Il apporte également une vision plus troublante encore : il n'y aurait pas qu'un seul Dieu, et le Dieu suprême n'aurait pas créé l'univers dans lequel nous vivons.
Lecture complexe, d'autant plus que de nombreux passages sont manquants, la mauvaise conservation du document rendant impossible leur exploitation. Les auteurs, en plus de reproduire l'Évangile tel qu'il nous est parvenu (bien sûr traduit en français), donnent des explications et une interprétation, indispensables à la compréhension. Ils nous parlent également du parcours de ce document depuis sa découverte.
L'Église a rejeté cet écrit, non conforme à sa doctrine. Le lecteur garde évidemment sa liberté d'interprétation. Mais cet ouvrage peut être considéré comme essentiel, tant il remet en cause certaines « vérités »...
Un document fondamental du Christianisme gnostique.
Critique de Saint Jean-Baptiste (Ottignies, Inscrit le 23 juillet 2003, 88 ans) - 21 juillet 2007
C'est une tentative d'expliquer ce personnage tragique entre tous, ce Judas dont il est dit qu'il aurait mieux valu qu'il ne fût pas né !
Cet Evangile était connu dans l'Histoire des religions, par les écrits d'Irénée de Lyon qui en a donné de larges extraits pour le condamner, parce qu'il est une pièce majeure du Christianisme gnostique.
Comme Irénée en parle en 170 et que cet évangile parle d'un texte de Luc qui date de 90, on peut être sûr que la version originale de cet évangile a été écrite entre 90 et 170 et, plus que probablement, en grec.
La version découverte en Egypte est une traduction en copte qui date du IVème siècle et qui était conservée dans la bibliothèque gnostique de Nag Hammadi.
Mais voyons d'abord de quoi est constitué le livre présenté par Kasser, Meyer et Wurst.
Il y a d'abord une introduction qui nous rappelle qui était ce Judas, celui qui dans le nouveau Testament n'est jamais désigné autrement que : "celui qui a trahi".
Vient ensuite le texte intégral de ce qui reste de l'Evangile de Judas avec de très nombreuses notations en bas de pages qui prennent la plupart du temps plus de place que le texte lui-même, ce dont personne ne se plaindra. (Cet évangile est constitué de 27 pages dont environs 67 lignes sont détruites).
Puis vient ensuite l'histoire de la découverte et de ce qu'elle contient : il s'agit d'un "codex" constitué de quatre textes : une lettre de Pierre à Philippe, un texte intitulé : première apocalypse de Jacques, l'Evangile de Judas, et un texte titré : Livre d'Allogène qui parle des débuts du Gnosticisme.
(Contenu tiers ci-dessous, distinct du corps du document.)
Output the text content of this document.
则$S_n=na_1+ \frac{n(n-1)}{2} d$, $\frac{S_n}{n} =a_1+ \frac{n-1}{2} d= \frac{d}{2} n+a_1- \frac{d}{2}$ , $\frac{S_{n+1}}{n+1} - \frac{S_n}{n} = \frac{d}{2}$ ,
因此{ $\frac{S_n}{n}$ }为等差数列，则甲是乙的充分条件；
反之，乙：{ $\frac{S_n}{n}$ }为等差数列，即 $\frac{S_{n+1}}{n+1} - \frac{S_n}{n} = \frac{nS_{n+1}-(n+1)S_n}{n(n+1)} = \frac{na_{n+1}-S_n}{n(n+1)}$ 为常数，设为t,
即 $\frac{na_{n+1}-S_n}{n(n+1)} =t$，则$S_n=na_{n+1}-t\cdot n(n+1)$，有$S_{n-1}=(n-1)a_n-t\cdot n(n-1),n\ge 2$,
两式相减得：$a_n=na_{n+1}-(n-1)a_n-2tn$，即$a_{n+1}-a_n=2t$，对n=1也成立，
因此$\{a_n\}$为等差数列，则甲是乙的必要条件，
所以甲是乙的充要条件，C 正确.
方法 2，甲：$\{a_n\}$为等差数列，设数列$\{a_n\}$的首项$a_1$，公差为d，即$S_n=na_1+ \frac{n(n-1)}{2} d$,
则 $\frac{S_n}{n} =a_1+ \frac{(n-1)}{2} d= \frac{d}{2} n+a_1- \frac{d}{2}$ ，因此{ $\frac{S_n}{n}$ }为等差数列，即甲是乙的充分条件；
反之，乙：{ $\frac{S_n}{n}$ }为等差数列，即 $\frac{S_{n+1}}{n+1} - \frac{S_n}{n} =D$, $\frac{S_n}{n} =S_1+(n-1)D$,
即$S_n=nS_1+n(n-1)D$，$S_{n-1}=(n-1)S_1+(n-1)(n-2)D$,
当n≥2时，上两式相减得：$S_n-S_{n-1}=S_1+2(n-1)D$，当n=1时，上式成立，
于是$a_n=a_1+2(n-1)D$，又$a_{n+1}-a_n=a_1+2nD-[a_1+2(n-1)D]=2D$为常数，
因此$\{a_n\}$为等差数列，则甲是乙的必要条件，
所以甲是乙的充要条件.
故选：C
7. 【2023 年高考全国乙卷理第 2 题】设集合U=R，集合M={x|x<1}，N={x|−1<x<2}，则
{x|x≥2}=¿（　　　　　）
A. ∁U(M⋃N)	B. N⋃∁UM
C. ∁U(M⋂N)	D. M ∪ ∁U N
L'histoire de la découverte est une succession de catastrophes lamentables. Le découvreur a décomposé le livre pour le photographier, il a changé l'ordre des pages pour mettre certains titres en évidence, puis il a vendu l'évangile page par page à des antiquaires pour faire monter les prix ! Certaines pages se sont perdues, d'autres ont été volées...
L'antiquaire américain qui a fini par acheter le lot, n'a rien trouvé de mieux que de le congeler...
Bref, découvert en 1970, ce document fabuleux, ou ce qu'il en reste, est arrivé en 2001 où il aurait dû arriver dès le début : dans une fondation suisse, dans les mains de professeurs spécialistes de restauration de manuscrits, qui en ont entrepris immédiatement la restauration, la traduction et la publication ; ce sont les auteurs du livre dont nous parlons ici.
Cette partie du livre, qui parle de l'histoire de la découverte, est à la fois passionnante et pathétique ! On s'en amuserait s'il ne s'agissait d'un des livres les plus précieux de l'Histoire de l'humanité, qui a été vandalisé pour en faire ...de l'argent !!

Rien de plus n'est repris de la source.